Le Sage, Alain Rene (1668-1747), the author of Gil Bias, was born at Sarzeau, near the Breton coast, a few miles S. of Vannes. He was educated by the Jesuits, called to the Parisian bar in 1692, and he married two years later a poor but beautiful girl, Marie Huyard. The turning-point in his life was when the Abbe de Lyonne placed his large Spanish library at the young man's disposal and added a pension to support his literary efforts. In the early years of the 18th century Le Sage translated plays of Rojas, Lope de Vega, and Avellaneda's continuation of Don Quixote, in 1705 his adaptation of Calderon's Bon Cesar Ursin was acted at the Court with success; but it was his Crispin Rival de son Maitre, a farce produced in 1707, which laid the foundation of his reputation.
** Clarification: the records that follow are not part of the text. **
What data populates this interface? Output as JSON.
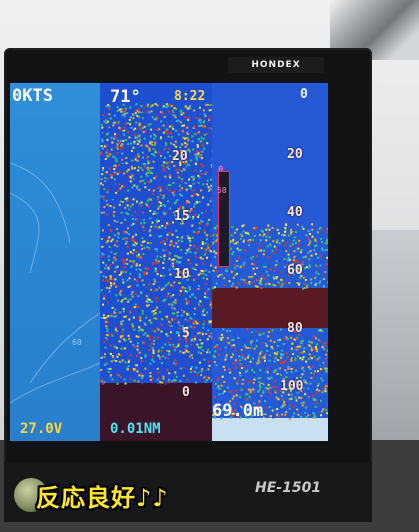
{
  "photo": {
    "brand": "HONDEX",
    "model_label": "HE-1501",
    "caption": "反応良好♪♪"
  },
  "plotter": {
    "speed": "0KTS",
    "voltage": "27.0V",
    "distance": "0.01NM",
    "contour_label": "60"
  },
  "sounder": {
    "water_temp": "71°",
    "clock": "8:22",
    "top_scale": "0",
    "left_scale": [
      "20",
      "15",
      "10",
      "5",
      "0"
    ],
    "right_scale": [
      "20",
      "40",
      "60",
      "80",
      "100"
    ],
    "depth": "69.0m",
    "gain_labels": [
      "0",
      "50"
    ]
  },
  "colors": {
    "plotter_bg": "#2a86d2",
    "sonar_blue": "#1e4fd0",
    "caption": "#ffe626",
    "voltage": "#ffd43a",
    "distance": "#4fe3f0"
  }
}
In the latter year also Le Sage's second greatest and his most popular work, Le Diable Boiteux, was published. In 1735 he revised it, and left it in its present form. His best play, Turcaret, which was a retouching and enlargement of a rejected trifle called Les Etrennes, appeared in 1709. It was a satire on contemporary financiers, who met it with an organised opposition. Soon after this Le Sage transferred his services from the Theatre Francais to the Theatre de la Foire, for which he wrote numerous light comic pieces and operettas. Meanwhile he was also at work upon his masterpiece, the first two parts of which were published in 1715; a third part appeared in 1724, and the concluding one in 1735. Le Sage spent the last seven years of his life at Boulogne.